The neurobiologic basis of late-life depressive symptoms is not well understood.
To test the hypothesis that neurodegeneration and neuronal density in brainstem aminergic nuclei are related to late-life depressive symptoms.
Design, Setting, Participants, and Exposure
Longitudinal clinicopathological cohort study at residences of participants in the Chicago, Illinois, metropolitan area. Participants included 124 older persons without dementia in the Rush Memory and Aging Project who had annual evaluations for a mean (SD) of 5.7 (2.8) years, died, and underwent a postmortem neuropathological examination that provided estimates of the densities of Lewy bodies, neurofibrillary tangles, and aminergic neurons in the locus ceruleus, dorsal raphe nucleus, substantia nigra, and ventral tegmental area.
Main Outcomes and Measures
The number of depressive symptoms (mean [SD], 1.61 [1.48]; range, 0-6; skewness, 0.94) on the Center for Epidemiological Studies Depression Scale averaged across annual evaluations.

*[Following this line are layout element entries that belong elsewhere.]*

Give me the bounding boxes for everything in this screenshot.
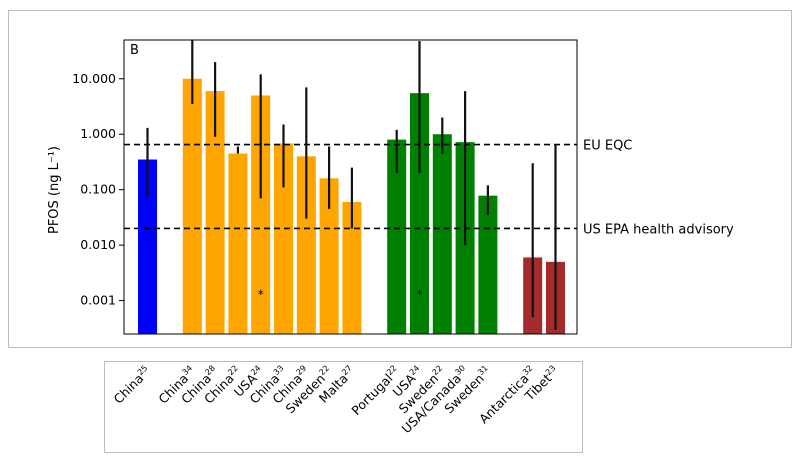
bar bbox=[274, 143, 293, 334]
bar bbox=[410, 93, 429, 334]
reference-line-label: EU EQC bbox=[583, 139, 632, 154]
reference-line-label: US EPA health advisory bbox=[583, 222, 734, 237]
bar bbox=[342, 201, 362, 334]
bar bbox=[228, 153, 248, 334]
bar bbox=[205, 91, 225, 334]
y-tick-label: 10.000 bbox=[72, 71, 116, 86]
bar bbox=[138, 159, 157, 334]
panel-label: B bbox=[130, 43, 139, 58]
labels-frame bbox=[104, 361, 583, 453]
bar bbox=[387, 139, 407, 334]
bar bbox=[319, 178, 339, 334]
bar bbox=[182, 78, 202, 334]
y-tick-label: 0.100 bbox=[80, 182, 116, 197]
y-tick-label: 0.001 bbox=[80, 293, 116, 308]
category-label: China25 bbox=[111, 364, 154, 407]
plot-area: * * bbox=[119, 39, 578, 335]
bar bbox=[478, 195, 498, 334]
y-tick-label: 0.010 bbox=[80, 237, 116, 252]
figure-frame bbox=[8, 10, 792, 348]
asterisk-annotation: * bbox=[258, 287, 264, 301]
bar bbox=[296, 156, 316, 334]
bar bbox=[251, 95, 271, 334]
bar bbox=[432, 134, 452, 334]
y-tick-label: 1.000 bbox=[80, 126, 116, 141]
y-axis-label: PFOS (ng L⁻¹) bbox=[47, 146, 62, 234]
asterisk-annotation: * bbox=[417, 287, 423, 301]
axes-frame bbox=[123, 39, 578, 335]
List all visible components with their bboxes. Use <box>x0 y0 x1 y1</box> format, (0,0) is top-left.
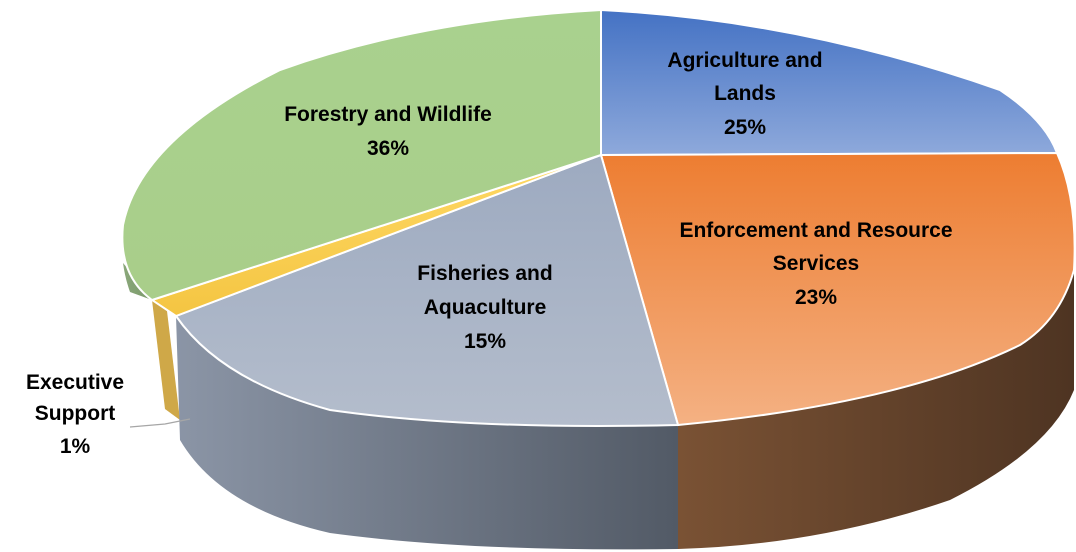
slice-side-fisheries <box>176 316 678 550</box>
label-enforcement-pct: 23% <box>795 286 837 309</box>
label-executive-line2: Support <box>35 402 115 425</box>
label-agriculture-line1: Agriculture and <box>667 49 822 72</box>
slice-side-enforcement <box>678 270 1074 549</box>
label-executive-line1: Executive <box>26 371 124 394</box>
slice-enforcement <box>599 151 1076 427</box>
label-enforcement-line2: Services <box>773 252 859 275</box>
label-fisheries: Fisheries and Aquaculture 15% <box>417 262 552 353</box>
label-agriculture: Agriculture and Lands 25% <box>667 49 822 139</box>
label-executive: Executive Support 1% <box>26 371 124 458</box>
slice-side-executive <box>152 300 180 420</box>
label-agriculture-pct: 25% <box>724 116 766 139</box>
label-forestry-pct: 36% <box>367 137 409 160</box>
label-forestry-line1: Forestry and Wildlife <box>284 103 492 126</box>
label-forestry: Forestry and Wildlife 36% <box>284 103 492 160</box>
label-fisheries-pct: 15% <box>464 330 506 353</box>
label-fisheries-line2: Aquaculture <box>424 296 547 319</box>
executive-leader-line <box>129 418 191 428</box>
slice-fisheries <box>174 153 680 427</box>
label-enforcement-line1: Enforcement and Resource <box>679 219 952 242</box>
label-agriculture-line2: Lands <box>714 82 776 105</box>
slice-forestry <box>121 8 602 302</box>
label-enforcement: Enforcement and Resource Services 23% <box>679 219 952 309</box>
label-fisheries-line1: Fisheries and <box>417 262 552 285</box>
slice-agriculture <box>600 8 1059 157</box>
label-executive-pct: 1% <box>60 435 91 458</box>
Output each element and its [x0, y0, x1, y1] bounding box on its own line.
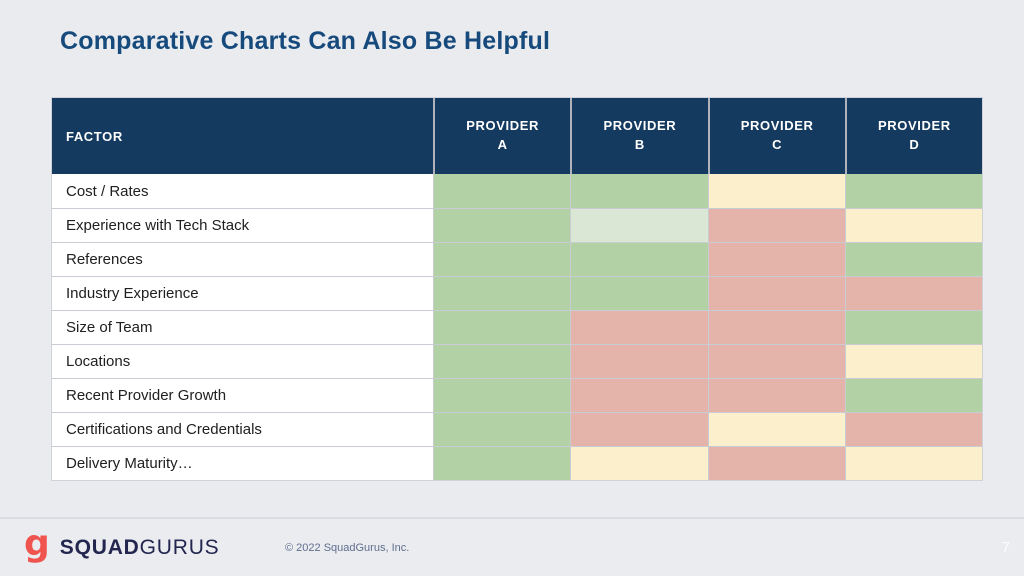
rating-cell-poor — [844, 276, 982, 310]
table-row: References — [52, 242, 982, 276]
rating-cell-neutral — [844, 344, 982, 378]
table-header-row: FACTOR PROVIDER A PROVIDER B PROVIDER C PROVID… — [52, 98, 982, 174]
rating-cell-good — [433, 378, 571, 412]
copyright-text: © 2022 SquadGurus, Inc. — [285, 541, 410, 554]
factor-cell: Size of Team — [52, 310, 433, 344]
rating-cell-poor — [707, 276, 845, 310]
logo-text-squad: SQUAD — [59, 535, 140, 559]
rating-cell-good — [844, 378, 982, 412]
table-row: Certifications and Credentials — [52, 412, 982, 446]
footer: g SQUADGURUS © 2022 SquadGurus, Inc. 7 — [0, 519, 1024, 576]
rating-cell-poor — [844, 412, 982, 446]
rating-cell-fair — [570, 208, 708, 242]
rating-cell-neutral — [570, 446, 708, 480]
table-row: Recent Provider Growth — [52, 378, 982, 412]
table-row: Delivery Maturity… — [52, 446, 982, 480]
table-row: Industry Experience — [52, 276, 982, 310]
rating-cell-good — [570, 242, 708, 276]
rating-cell-neutral — [844, 208, 982, 242]
table-row: Experience with Tech Stack — [52, 208, 982, 242]
factor-cell: Recent Provider Growth — [52, 378, 433, 412]
factor-cell: Locations — [52, 344, 433, 378]
rating-cell-good — [570, 276, 708, 310]
rating-cell-good — [570, 174, 708, 208]
rating-cell-good — [433, 208, 571, 242]
logo-wordmark: SQUADGURUS — [60, 536, 220, 560]
column-header-provider-a: PROVIDER A — [433, 98, 570, 174]
comparison-table: FACTOR PROVIDER A PROVIDER B PROVIDER C PROVID… — [52, 98, 982, 480]
column-header-provider-d: PROVIDER D — [844, 98, 982, 174]
rating-cell-poor — [707, 378, 845, 412]
factor-cell: Industry Experience — [52, 276, 433, 310]
rating-cell-poor — [707, 242, 845, 276]
rating-cell-neutral — [707, 412, 845, 446]
rating-cell-good — [433, 446, 571, 480]
rating-cell-good — [433, 412, 571, 446]
column-header-factor: FACTOR — [66, 128, 123, 144]
rating-cell-good — [433, 242, 571, 276]
page-title: Comparative Charts Can Also Be Helpful — [60, 27, 551, 55]
rating-cell-good — [844, 242, 982, 276]
rating-cell-good — [433, 310, 571, 344]
column-header-provider-b: PROVIDER B — [570, 98, 707, 174]
rating-cell-poor — [707, 208, 845, 242]
rating-cell-poor — [707, 446, 845, 480]
logo-g-icon: g — [24, 522, 50, 564]
page-number: 7 — [1001, 539, 1010, 556]
table-row: Cost / Rates — [52, 174, 982, 208]
rating-cell-poor — [570, 412, 708, 446]
rating-cell-poor — [570, 344, 708, 378]
rating-cell-good — [433, 174, 571, 208]
factor-cell: Certifications and Credentials — [52, 412, 433, 446]
rating-cell-good — [433, 276, 571, 310]
table-body: Cost / Rates Experience with Tech Stack Re… — [52, 174, 982, 480]
rating-cell-good — [844, 174, 982, 208]
rating-cell-neutral — [707, 174, 845, 208]
rating-cell-good — [844, 310, 982, 344]
rating-cell-good — [433, 344, 571, 378]
rating-cell-poor — [707, 310, 845, 344]
rating-cell-neutral — [844, 446, 982, 480]
column-header-provider-c: PROVIDER C — [707, 98, 845, 174]
rating-cell-poor — [707, 344, 845, 378]
rating-cell-poor — [570, 378, 708, 412]
factor-cell: Delivery Maturity… — [52, 446, 433, 480]
footer-divider — [0, 517, 1024, 519]
table-row: Locations — [52, 344, 982, 378]
logo-text-gurus: GURUS — [139, 535, 220, 559]
rating-cell-poor — [570, 310, 708, 344]
factor-cell: Experience with Tech Stack — [52, 208, 433, 242]
factor-cell: Cost / Rates — [52, 174, 433, 208]
squadgurus-logo: g SQUADGURUS — [24, 519, 219, 576]
factor-cell: References — [52, 242, 433, 276]
table-row: Size of Team — [52, 310, 982, 344]
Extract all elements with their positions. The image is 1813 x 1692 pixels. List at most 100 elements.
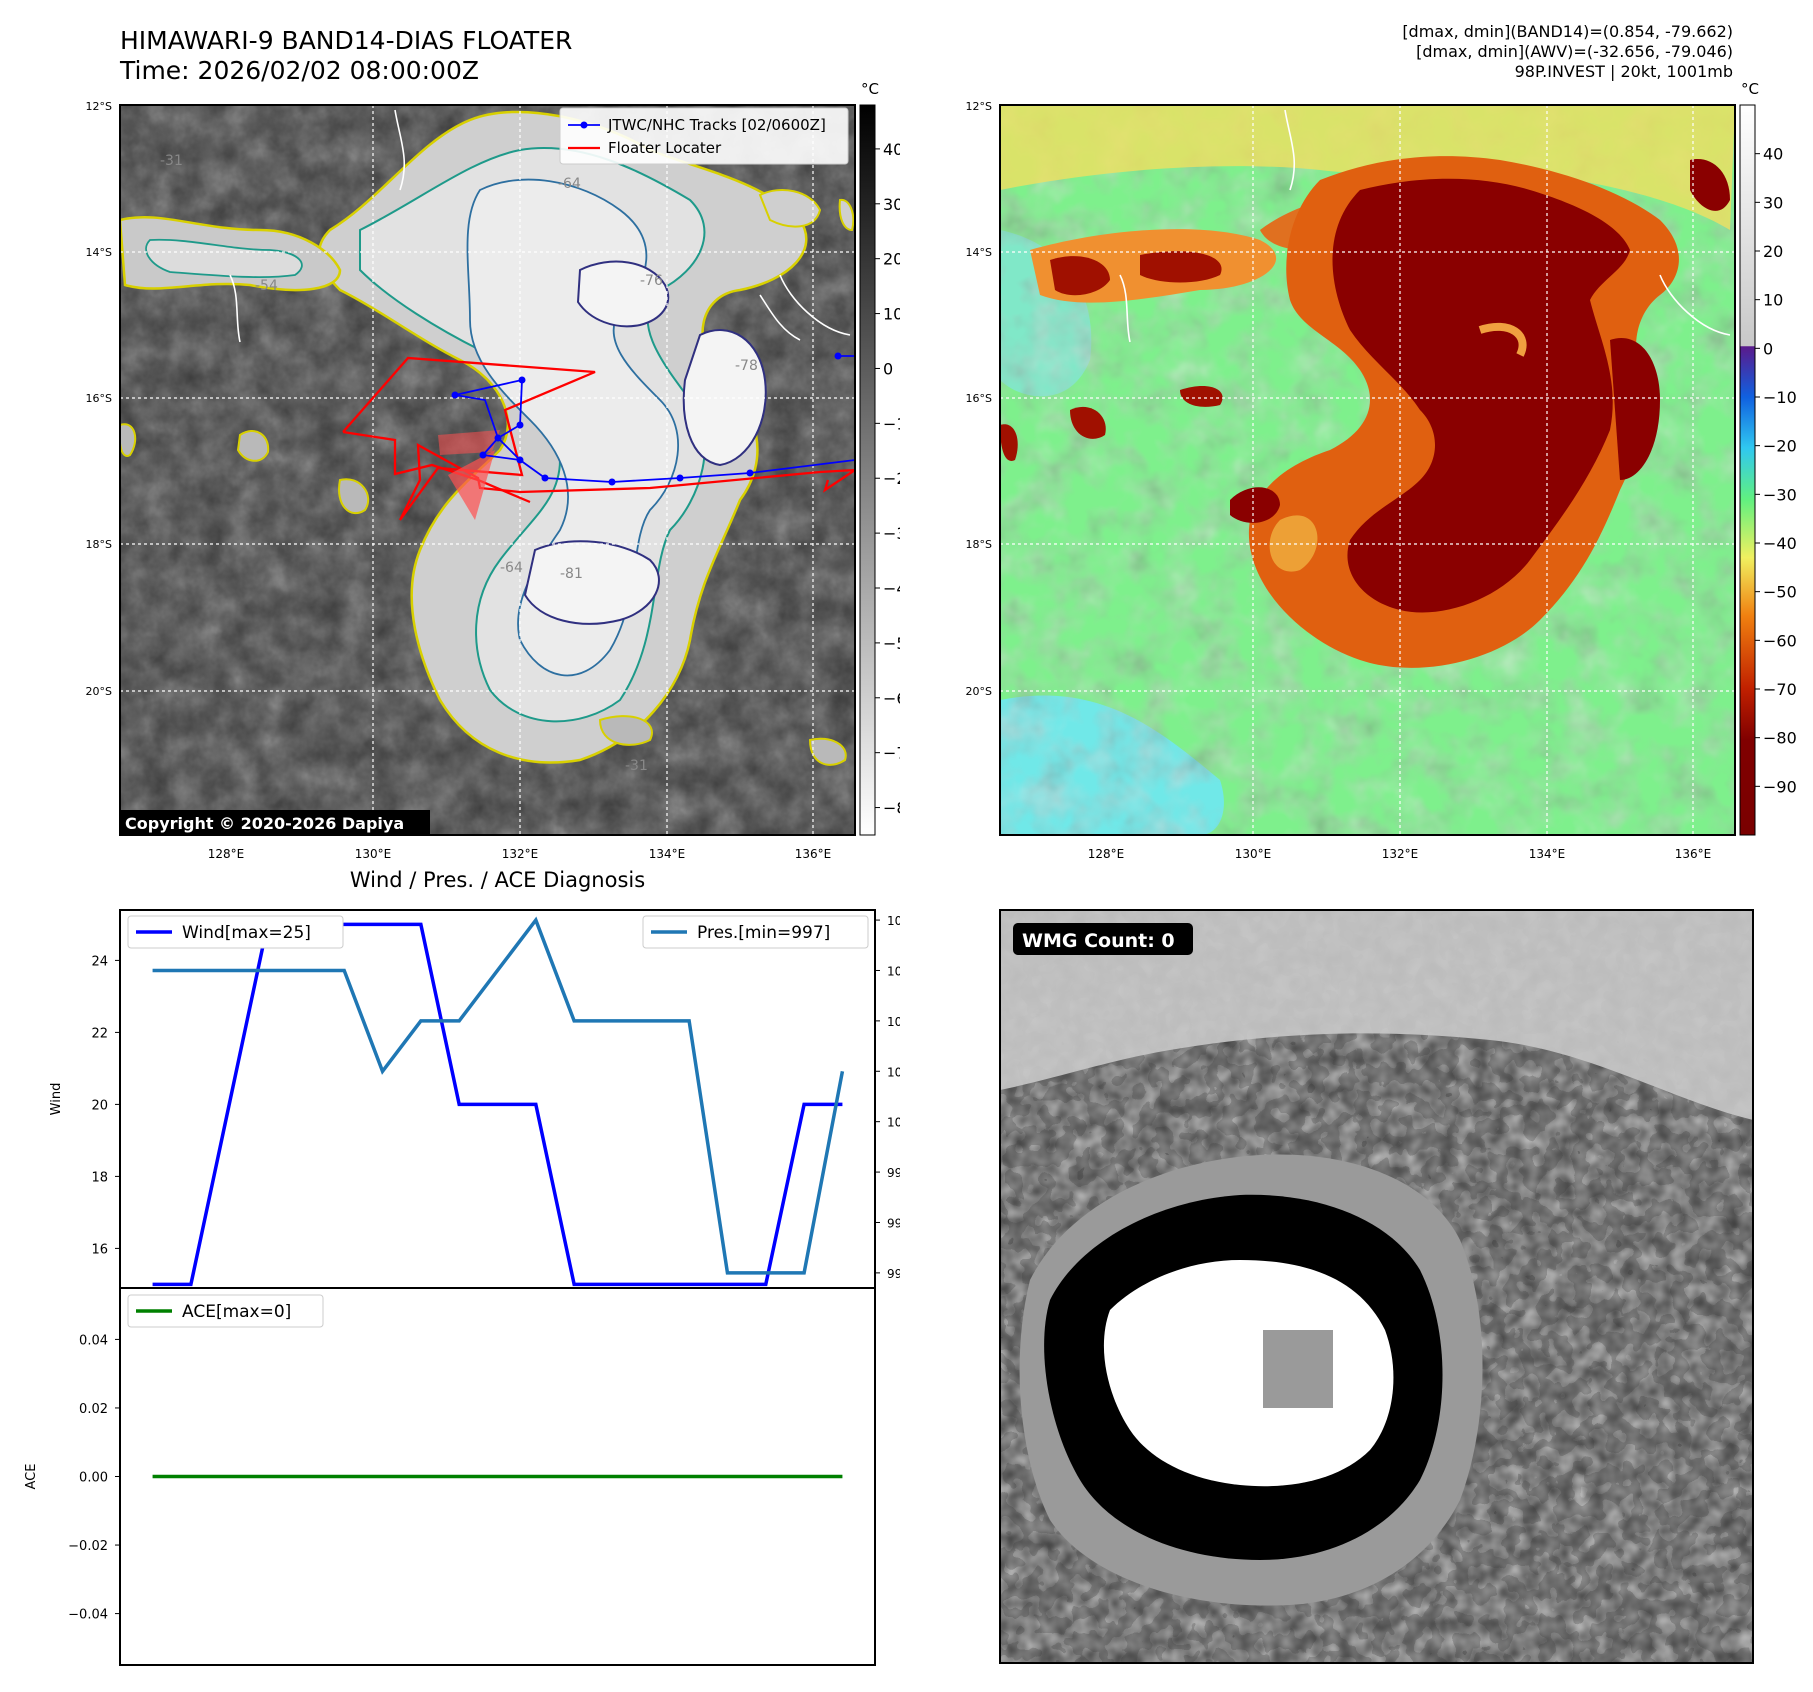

Brainstem Lewy bodies were associated with depressive symptoms, and the association was attenuated in those taking antidepressant medication. Brainstem tangles were associated with more depressive symptoms in those without cognitive impairment but with fewer symptoms in those with mild cognitive impairment. Lower density of tyrosine hydroxylase–immunoreactive neurons in the ventral tegmental area was robustly associated with a higher level of depressive symptoms (mean [SE] estimate, −0.014 [0.003]; P < .001; 16.3% increase in adjusted R2). The association was not modified by medication use or cognitive impairment. Neither tyrosine hydroxlyase–immunoreactive neurons in the locus ceruleus nor tryptophan hydroxlyase–immunoreactive neurons in the dorsal raphe nucleus were related to depressive symptoms.
Conclusions and Relevance
The results suggest that the mesolimbic dopamine system, especially the ventral tegmental area, has an important role in late-life depressive symptoms.